Whoa! Exp 3/16??? Both batches I’ve received (L5049 and G5078DA) had a 2/17 expiration. @Conor, can you explain what the prefix (L vs G vs C) mean? Also what do the suffixes DA or P02 mean? Are these different facilities? Different tweaks to the recipe?


@Conor addressed the different expiration dates over on reddit, “We are changing the dates to one year. We base the number off our calculations with regards to the ingredients and how they interact. But we decided it would be better to move on the side of caution with a lower shelf life.”


@Conor, is the bag filled with nitrogen to remove oxygen?


Ah… Ok. So now we have to read discourse AND reddit!!! I’d still like to know about the prefixes and suffixes…


I post on both, with discourse a user normally answers the question before I even read it. I do lurk…a lot!

The numbers are for logistical purposes, batch and lot codes.


We do remove the oxygen, however there is always going to be minor amounts. We do not us a nitrogen method of removal though.

How are YOU storing your Soylent?
Soylent Bag Design

It gets much worse the longer it sits.


Well the 2nd bag is no where near as bad as the first, it didn’t really separate sitting in the fridge but was still a bit gooey. Didn’t have the same large chunks of phlegm texture that the first one did.

The water ratio required seems a lot diff than the previous versions, that 30% extra water makes a big diff.
I’ll be picking up a stick blender sometime tomorrow to see if that resolves the main issue, I can see the texture approaching creamy if I do that.

Just hope I dont get another bag as bad as the first one if it was something about the mix/packing…


They have had issues with batches differing from each other for quite some time. I (and others) have even had bags where the colour was radically different. I wonder what’s going on. (search Discourse for “red soylent”, as an example)
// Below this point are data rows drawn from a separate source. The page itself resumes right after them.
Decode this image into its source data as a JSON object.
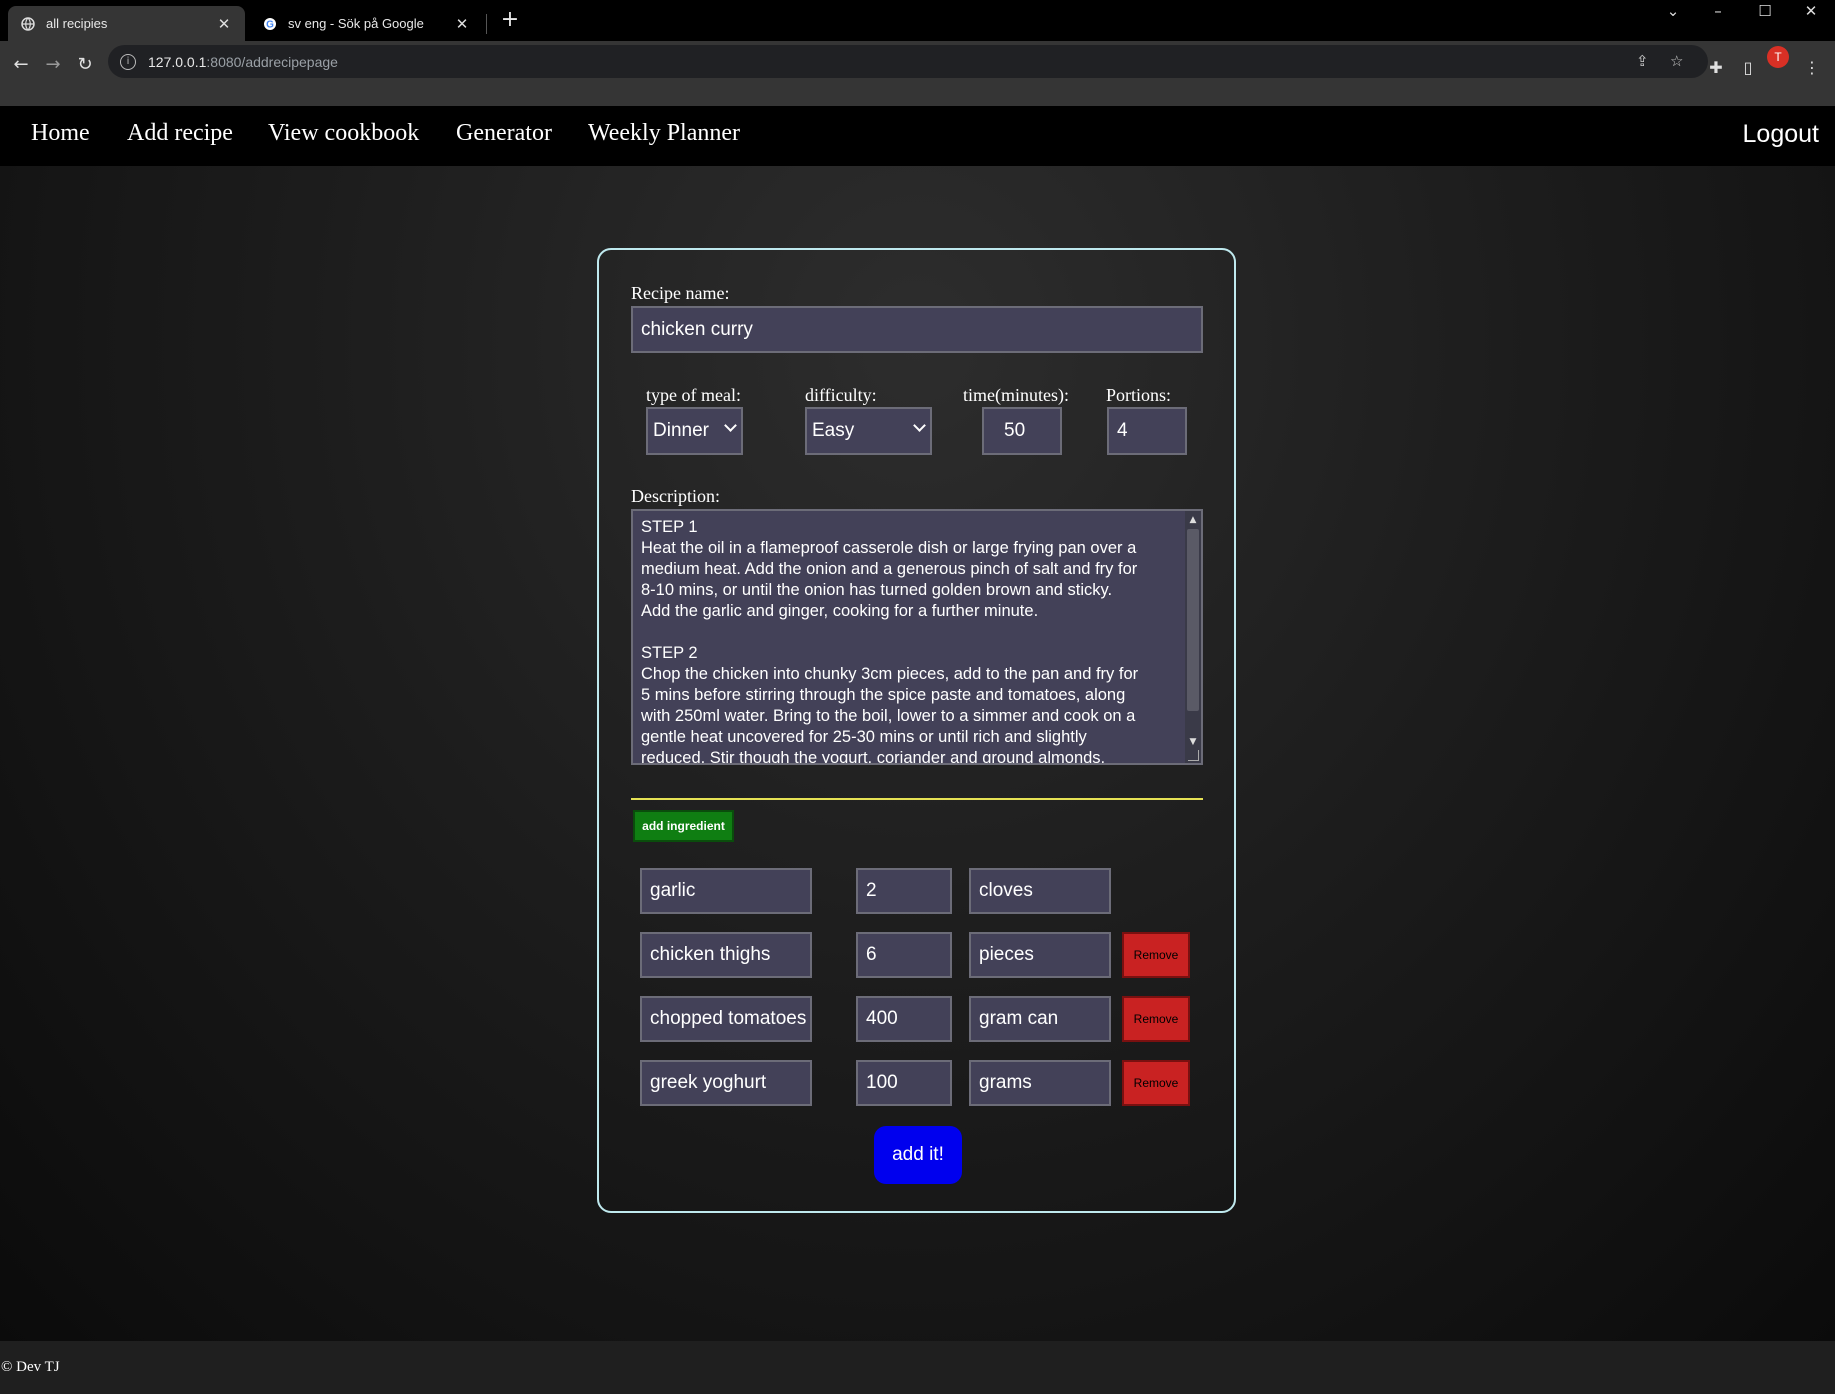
{
  "browser": {
    "tabs": [
      {
        "title": "all recipies",
        "active": true
      },
      {
        "title": "sv eng - Sök på Google",
        "active": false
      }
    ],
    "url_host": "127.0.0.1",
    "url_rest": ":8080/addrecipepage",
    "profile_initial": "T"
  },
  "nav": {
    "links": [
      "Home",
      "Add recipe",
      "View cookbook",
      "Generator",
      "Weekly Planner"
    ],
    "logout": "Logout"
  },
  "form": {
    "recipe_name_label": "Recipe name:",
    "recipe_name_value": "chicken curry",
    "meal_type_label": "type of meal:",
    "meal_type_value": "Dinner",
    "difficulty_label": "difficulty:",
    "difficulty_value": "Easy",
    "time_label": "time(minutes):",
    "time_value": "50",
    "portions_label": "Portions:",
    "portions_value": "4",
    "description_label": "Description:",
    "description_lines": [
      "STEP 1",
      "Heat the oil in a flameproof casserole dish or large frying pan over a",
      "medium heat. Add the onion and a generous pinch of salt and fry for",
      "8-10 mins, or until the onion has turned golden brown and sticky.",
      "Add the garlic and ginger, cooking for a further minute.",
      "",
      "STEP 2",
      "Chop the chicken into chunky 3cm pieces, add to the pan and fry for",
      "5 mins before stirring through the spice paste and tomatoes, along",
      "with 250ml water. Bring to the boil, lower to a simmer and cook on a",
      "gentle heat uncovered for 25-30 mins or until rich and slightly",
      "reduced. Stir though the yogurt, coriander and ground almonds,"
    ],
    "add_ingredient_label": "add ingredient",
    "ingredients": [
      {
        "name": "garlic",
        "amount": "2",
        "unit": "cloves",
        "removable": false
      },
      {
        "name": "chicken thighs",
        "amount": "6",
        "unit": "pieces",
        "removable": true
      },
      {
        "name": "chopped tomatoes",
        "amount": "400",
        "unit": "gram can",
        "removable": true
      },
      {
        "name": "greek yoghurt",
        "amount": "100",
        "unit": "grams",
        "removable": true
      }
    ],
    "remove_label": "Remove",
    "submit_label": "add it!"
  },
  "footer": {
    "text": "© Dev TJ"
  },
  "colors": {
    "accent_border": "#bfe9ee",
    "divider": "#e6e255",
    "add_ingredient": "#0f7e12",
    "remove": "#c92222",
    "submit": "#0000ee",
    "field_bg": "#434158"
  }
}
Every pouch of 1.4 has been similarly slimy, however. (for me)


Ok I’ve given up on the overnight pitcher approach but on the good news side, I am now just making it as I need.

The previous versions I found quite bad when not doing the overnight approach but this is the opposite, it tastes really nice with just cold water and a small amount of mixing with a blender! If I had a blender ball bottle it’d mix fine with that as well but I don’t so blender it is for me.

So for anyone who has the slime issue, don’t quit just change your approach and make a meal at a time with cold water whenever you want, it’s not that much of an inconvenience. Hopefully in the future we can get some options that can work in both approaches well.


The sliminess comes from the Xanthan Gum they add which makes it so that the oat flower and such don’t all float to the bottom and suspends them evenly.

Thus we can assume they need better quality control as some bags get more Xanthan Gum than others. I’ve experienced this myself with soylent so I’m well aware. Thankfully it was only 1 pouch that was that way for me.

Only way to help this if you get a bag like that is to add more water to lessen the density of Xanthan Gum and thus less sliminess. Blending may help a little as well.

For those who haven’t experienced this, try buying Xanthan Gum and add it to soylent or a DIY soylent or just water and mix it. The more you add the more it tastes like you’re eating a jellyfish.


With 1.4 we switch to different production facilities.


The only differences that I’ve seen is how much separation occurs over night. With some batches there is only a small amount (1/2") and with others there is more (2"). But I’ve never noticed the ‘slimy’ texture people talk about. The taste is always the same to me.